File Memorandum Prepared by Monroe Gilmour

Date: August 27, 1996
SUBJ: Kiwanis International (1-800-549-2647)
My call to Program Director Chris Rice

I called Kiwanis Int. Program Director Chris Rice today after not receiving a return call from my message yesterday.

I explained that we wanted to touch base with him to see if he had received the information we sent a couple of weeks ago and to see if they had any plans yet on what to do. He told me that he had sent us a letter. He said that he planned to make some changes in the (TK) Bulletin the next time it went out.

I asked when it would go out again. He said words to the effect, "Sometime in the next year when I get time."

I asked what changes he would put in the Bulletin.
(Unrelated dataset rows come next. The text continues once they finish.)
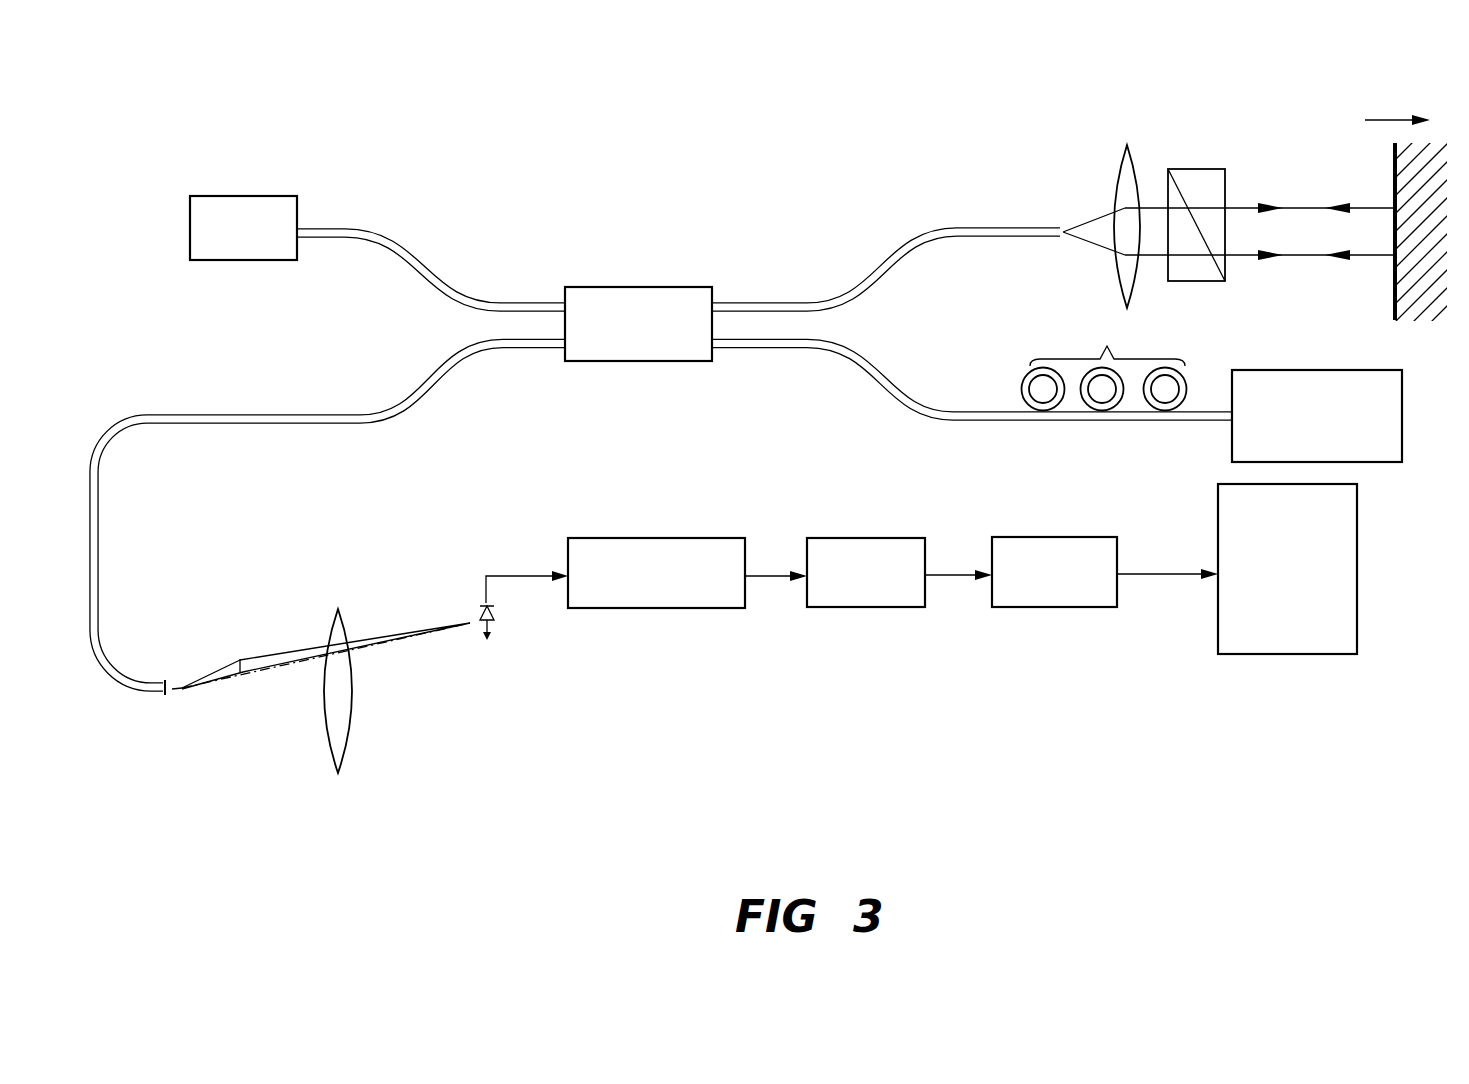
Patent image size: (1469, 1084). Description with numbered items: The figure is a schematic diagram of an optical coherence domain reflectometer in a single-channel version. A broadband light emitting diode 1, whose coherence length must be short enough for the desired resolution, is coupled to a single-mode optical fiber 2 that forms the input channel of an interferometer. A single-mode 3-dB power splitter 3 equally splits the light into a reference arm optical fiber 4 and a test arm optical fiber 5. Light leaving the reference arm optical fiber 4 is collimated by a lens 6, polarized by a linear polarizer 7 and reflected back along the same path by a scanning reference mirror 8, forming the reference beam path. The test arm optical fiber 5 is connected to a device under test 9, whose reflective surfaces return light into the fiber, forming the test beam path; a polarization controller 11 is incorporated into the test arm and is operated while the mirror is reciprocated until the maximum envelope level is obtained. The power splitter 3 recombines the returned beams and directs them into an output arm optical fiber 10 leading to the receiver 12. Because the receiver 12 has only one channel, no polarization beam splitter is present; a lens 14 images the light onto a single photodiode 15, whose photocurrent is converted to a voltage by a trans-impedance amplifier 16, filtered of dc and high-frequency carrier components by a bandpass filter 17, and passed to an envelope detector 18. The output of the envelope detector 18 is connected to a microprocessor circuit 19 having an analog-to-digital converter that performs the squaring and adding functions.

The light emitting diode 1 is at (287, 196).
The single-mode optical fiber 2 is at (400, 250).
The 3-dB power splitter 3 is at (665, 287).
The reference arm optical fiber 4 is at (957, 229).
The test arm optical fiber 5 is at (935, 403).
The lens 6 is at (1118, 180).
The linear polarizer 7 is at (1200, 169).
The scanning reference mirror 8 is at (1383, 173).
The device under test 9 is at (1405, 395).
The output arm optical fiber 10 is at (420, 378).
The polarization controller 11 is at (1085, 330).
The receiver 12 is at (297, 806).
The lens 14 is at (330, 625).
The photodiode 15 is at (505, 616).
The trans-impedance amplifier 16 is at (660, 538).
The bandpass filter 17 is at (874, 538).
The envelope detector 18 is at (1050, 537).
The microprocessor circuit 19 is at (1258, 657).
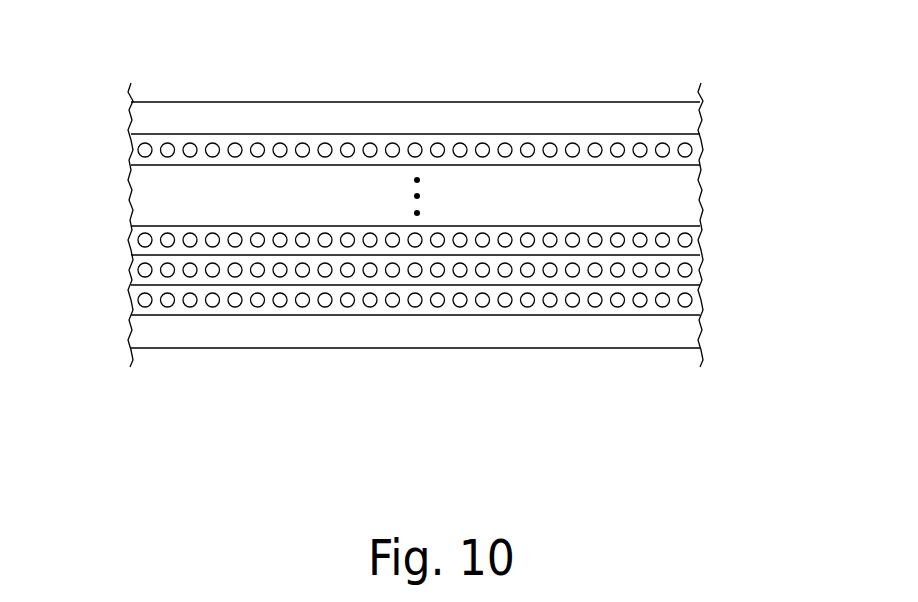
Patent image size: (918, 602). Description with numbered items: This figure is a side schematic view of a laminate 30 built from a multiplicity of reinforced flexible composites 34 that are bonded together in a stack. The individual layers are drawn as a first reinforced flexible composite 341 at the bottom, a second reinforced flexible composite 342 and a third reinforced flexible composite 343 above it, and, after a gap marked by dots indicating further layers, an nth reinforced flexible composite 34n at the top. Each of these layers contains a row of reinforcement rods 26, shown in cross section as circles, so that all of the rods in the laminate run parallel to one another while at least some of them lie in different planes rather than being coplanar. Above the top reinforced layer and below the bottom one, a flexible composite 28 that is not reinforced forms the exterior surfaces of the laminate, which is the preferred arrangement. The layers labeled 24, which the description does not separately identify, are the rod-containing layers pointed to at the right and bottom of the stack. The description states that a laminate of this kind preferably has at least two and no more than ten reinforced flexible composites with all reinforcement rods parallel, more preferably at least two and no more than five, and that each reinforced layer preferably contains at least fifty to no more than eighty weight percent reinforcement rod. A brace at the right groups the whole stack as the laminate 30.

The layer with fibers 24 is at (697, 155).
The reinforcement rods 26 is at (168, 150).
The flexible composite 28 is at (465, 115).
The laminate 30 is at (805, 83).
The reinforced flexible composite 34 is at (360, 225).
The reinforced flexible composite 34n is at (132, 158).
The reinforced flexible composite 343 is at (132, 228).
The reinforced flexible composite 342 is at (132, 258).
The reinforced flexible composite 341 is at (130, 291).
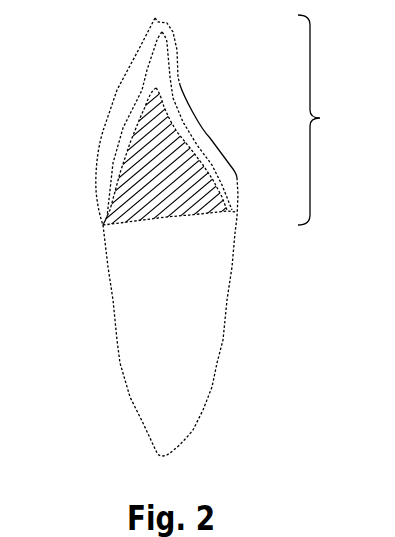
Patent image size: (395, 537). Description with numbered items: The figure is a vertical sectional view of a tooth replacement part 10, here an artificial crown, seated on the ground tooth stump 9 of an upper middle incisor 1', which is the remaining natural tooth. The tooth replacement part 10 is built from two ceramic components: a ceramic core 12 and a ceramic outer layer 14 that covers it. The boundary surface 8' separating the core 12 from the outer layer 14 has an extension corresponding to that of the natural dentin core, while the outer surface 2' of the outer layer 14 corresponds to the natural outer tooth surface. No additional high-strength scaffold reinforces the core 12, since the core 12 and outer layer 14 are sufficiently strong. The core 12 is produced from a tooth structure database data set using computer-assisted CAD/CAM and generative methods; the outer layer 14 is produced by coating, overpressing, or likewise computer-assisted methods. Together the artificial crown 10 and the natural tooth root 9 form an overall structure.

He said that he wasn't sure now but he'd have to see when he sat down to write it.

I questioned how one person could do that off the top of his head for a program in 50 states and 74 countries. I suggested a more comprehensive way of approaching it with input from professional educators, psychologists, counselors etc.. He said he saw my point but that Kiwanis has lots of programs and they couldn't do that for all of them. He also said he does not have money for a study but that he does have some expertise available he could call upon.

I reminded him of the scope of the program affecting tens of thousands of children and raised the possibility of him asking his Board for such funding. He said they are scheduled to meet in October and he would give that suggestion some thought.
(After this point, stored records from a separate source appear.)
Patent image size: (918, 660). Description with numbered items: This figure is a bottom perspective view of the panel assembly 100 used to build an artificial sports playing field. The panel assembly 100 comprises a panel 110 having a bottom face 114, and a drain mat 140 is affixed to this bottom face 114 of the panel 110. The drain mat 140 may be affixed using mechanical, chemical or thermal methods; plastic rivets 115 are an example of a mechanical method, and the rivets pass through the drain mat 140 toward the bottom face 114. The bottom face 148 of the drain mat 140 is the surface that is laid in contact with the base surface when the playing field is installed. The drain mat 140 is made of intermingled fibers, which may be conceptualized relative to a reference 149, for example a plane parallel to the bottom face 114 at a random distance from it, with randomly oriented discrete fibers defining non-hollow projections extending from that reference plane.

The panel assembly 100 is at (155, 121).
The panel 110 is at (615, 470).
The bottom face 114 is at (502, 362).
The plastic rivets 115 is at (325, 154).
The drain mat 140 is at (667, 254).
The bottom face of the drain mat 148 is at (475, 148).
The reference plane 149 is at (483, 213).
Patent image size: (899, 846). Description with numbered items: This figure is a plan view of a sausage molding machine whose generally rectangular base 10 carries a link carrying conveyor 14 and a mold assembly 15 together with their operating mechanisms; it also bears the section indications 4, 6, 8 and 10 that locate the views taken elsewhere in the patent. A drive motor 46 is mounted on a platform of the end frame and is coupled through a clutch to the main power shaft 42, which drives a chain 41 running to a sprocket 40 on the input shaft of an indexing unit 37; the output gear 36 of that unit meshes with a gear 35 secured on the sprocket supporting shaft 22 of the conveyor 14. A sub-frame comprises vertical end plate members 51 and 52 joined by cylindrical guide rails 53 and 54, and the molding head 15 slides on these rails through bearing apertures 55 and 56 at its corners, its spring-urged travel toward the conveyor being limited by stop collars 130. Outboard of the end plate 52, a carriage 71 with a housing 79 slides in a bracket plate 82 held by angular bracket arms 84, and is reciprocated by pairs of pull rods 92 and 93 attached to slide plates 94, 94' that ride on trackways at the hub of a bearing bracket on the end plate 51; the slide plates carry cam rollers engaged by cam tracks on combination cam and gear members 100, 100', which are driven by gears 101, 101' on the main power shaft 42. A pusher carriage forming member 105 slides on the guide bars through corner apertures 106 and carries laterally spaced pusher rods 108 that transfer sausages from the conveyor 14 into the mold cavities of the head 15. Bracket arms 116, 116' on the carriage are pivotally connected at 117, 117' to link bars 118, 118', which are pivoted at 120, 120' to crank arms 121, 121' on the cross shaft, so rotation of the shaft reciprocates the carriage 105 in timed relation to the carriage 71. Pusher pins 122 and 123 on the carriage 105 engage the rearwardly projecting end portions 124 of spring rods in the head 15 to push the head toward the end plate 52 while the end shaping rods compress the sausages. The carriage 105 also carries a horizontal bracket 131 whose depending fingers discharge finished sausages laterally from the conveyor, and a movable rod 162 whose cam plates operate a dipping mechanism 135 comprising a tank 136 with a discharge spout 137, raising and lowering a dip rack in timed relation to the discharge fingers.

I shared with him our concern that there seems to be no sense of urgency in addressing the problems and that we had hoped Kiwanis (like Johnson & Johnson had done during a Tylenol scare) would take rigorous action to demonstrate its concern for the children and its attention to the substance of the program. I shared with him my feeling that Kiwanis would lose a lot of credibility if they did not do more than what he described.
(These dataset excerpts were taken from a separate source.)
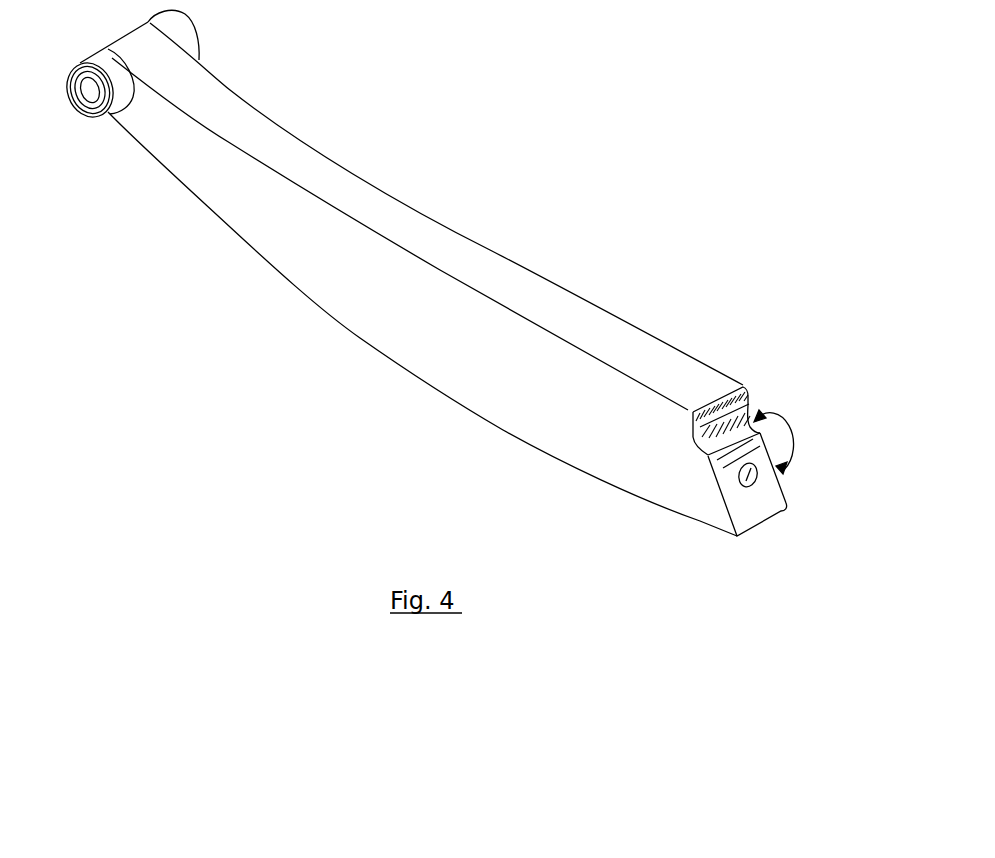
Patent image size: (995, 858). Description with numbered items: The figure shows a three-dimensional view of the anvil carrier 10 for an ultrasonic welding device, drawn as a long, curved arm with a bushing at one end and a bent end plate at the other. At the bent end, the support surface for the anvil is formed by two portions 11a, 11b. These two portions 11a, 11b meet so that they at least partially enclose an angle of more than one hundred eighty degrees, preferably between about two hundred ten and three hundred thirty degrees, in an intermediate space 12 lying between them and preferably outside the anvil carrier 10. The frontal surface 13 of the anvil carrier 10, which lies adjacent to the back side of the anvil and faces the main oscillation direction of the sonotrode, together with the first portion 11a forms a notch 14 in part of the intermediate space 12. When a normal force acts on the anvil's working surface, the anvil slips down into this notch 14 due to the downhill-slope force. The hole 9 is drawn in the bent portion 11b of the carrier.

The hole 9 is at (745, 487).
The anvil carrier 10 is at (383, 333).
The portion of the support surface 11a is at (697, 443).
The portion of the support surface 11b is at (770, 507).
The intermediate space 12 is at (827, 409).
The frontal surface 13 is at (723, 407).
The notch 14 is at (751, 423).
Mr. Rice was very soft-spoken and cordial but just seemed not to get it. He expressed the same opinion as the local Kiwanis, namely, that they can't control how TK is implemented. I acknowledged that that is true but that there is much they can do to guide how it is implemented...through prototype handouts school could use in explaining the program to teachers and parents, through cautions about what has caused problems in some programs, through reviewing why schools drop the program, through peer-reviewed design studies etc.. He said he got my point but they just can't do all that.

In closing, I asked him to please reconsider Kiwanis Int.'s course of action and let me know as soon as possible if they plan to do more.

After I hung up, I felt shocked at the indifference, the denial of accountability, and lack of concern about the pain the program is fostering. Like the local club, the International just does not appear to have any interest in giving this problem the attention necessary to fix it.